Raquel acaricia os cabelos, desalinhando os fios. Pensa. Embaraça tudo que fica longe das mãos. Curiosamente, incomoda o ouvido esquerdo. Havia uma coisa qualquer impedindo a escuta. Lembrou de uma vez ter lido que os ouvidos não têm pálpebras. Como os seus conseguiram fechar-se à música? Uma cantata de contentamento rompe as cancelas. Vivaldi invade sem pressa a paisagem sonora. Onde se encontrava que havia perdido esse Allegro?

Toca o rosto e imagina enxergar o fantasma de Canterville e os olhos fixos de Wilde. Com apenas uma esfregada essa mancha desaparece? As estórias que lemos vagueiam. Uma porta grande, quase da altura do céu, entreabre. Devia existir um espectro de maldade naquelas visões adiadas, abortadas nos dias do fazer, do correr, do deixar o nome cravado em pilhas de documentos. Tlön, Uqbar, Orbius Tertius, valei-me Borges, dá-me um mundo sem fronteiras.

Coça aqui e acolá. Uma breve dormência no corpo. Havia sangue o suficiente? L’ Amoroso vai pisando sutil em cada poro. Vivaldi, o padre vermelho, acende a música no corpo das amantes. Assim, será. Um aroma de sândalo, o mesmo que havia experimentado na Catedral de Santiago ativa a circulação. A mulher mira os olhos da fera adormecida e ganha velocidade. Para montar sem cela é preciso conhecer o trote do cavalo.

Fome. As horas não passam. Muita, muita é a fome. Comer a paisagem verde da Linha da Serra.
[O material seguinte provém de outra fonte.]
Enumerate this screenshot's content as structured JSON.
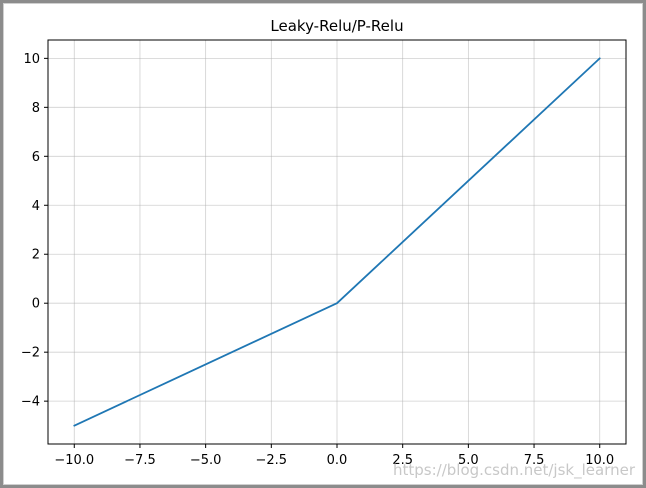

Raquel imagina as papoulas vermelhas e cada pétala tingindo a língua. Faz mal? Deixa pra’ lá. Reimoso, essa palavra que não existe, é ter que proferir certezas desacreditadas, feitas para informar e oficiar. Lamber o mel que flui pela boca, deixar escorrer até o lugar do grito, da gruta. Lute in D Minor de Antonio circunda o ato.
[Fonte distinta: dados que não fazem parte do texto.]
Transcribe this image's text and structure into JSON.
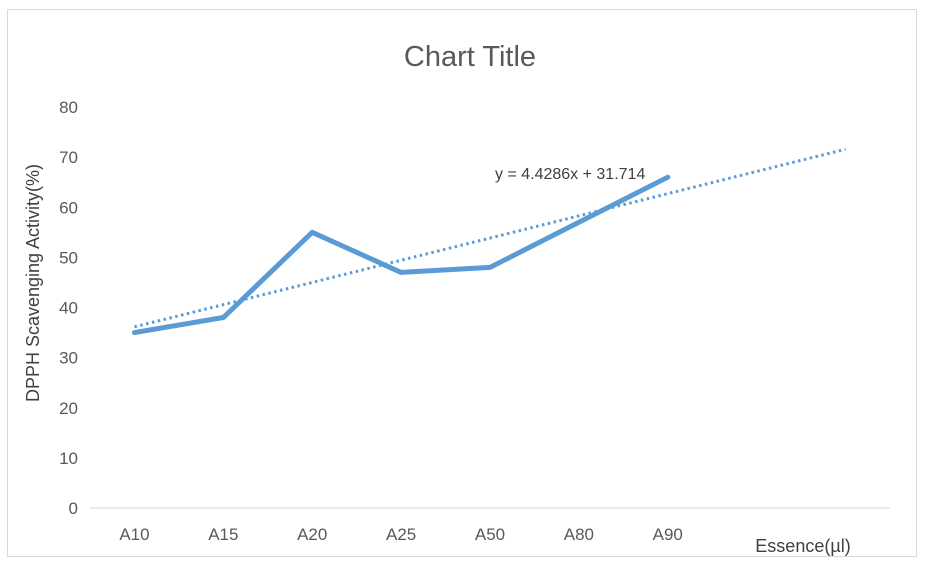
{
  "chart_data": {
    "type": "line",
    "title": "Chart Title",
    "xlabel": "Essence(µl)",
    "ylabel": "DPPH Scavenging Activity(%)",
    "categories": [
      "A10",
      "A15",
      "A20",
      "A25",
      "A50",
      "A80",
      "A90"
    ],
    "series": [
      {
        "values": [
          35,
          38,
          55,
          47,
          48,
          57,
          66
        ],
        "color": "#5b9bd5"
      }
    ],
    "trendline": {
      "type": "linear",
      "slope": 4.4286,
      "intercept": 31.714,
      "forward_periods": 2,
      "label": "y = 4.4286x + 31.714",
      "style": "dotted",
      "color": "#5b9bd5"
    },
    "ylim": [
      0,
      80
    ],
    "yticks": [
      0,
      10,
      20,
      30,
      40,
      50,
      60,
      70,
      80
    ],
    "grid": false,
    "legend": false
  }
}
Cinco-e-quinze. Raquel olha as mãos. Vê letras adormecidas no dorso. Algumas sequer existiam no alfabeto. Dispersos signos luminescentes. Pescar era tão bom. Cada movimento das águas e as bicadas sutis de peixes de todos os tamanhos acordam a alegria. Seriam assim com as letras? Colocar o chamariz e ter tempo de aguardar a fisgada do peixe. A ilusão da isca leva à morte. O peixe dá vida ao pescador. É essa a alquimia do verbo.

Já não importa as horas. As quatro estações derramam um pó mágico nos cantos da casa. O gato ri. A chaleira exibe o aroma quente do café. E a mulher se levanta. Lá fora, o relógio ainda marca cinco-e-quinze. Nesse amplo lugar de dentro, lá fora pode ser qualquer hora. Não é?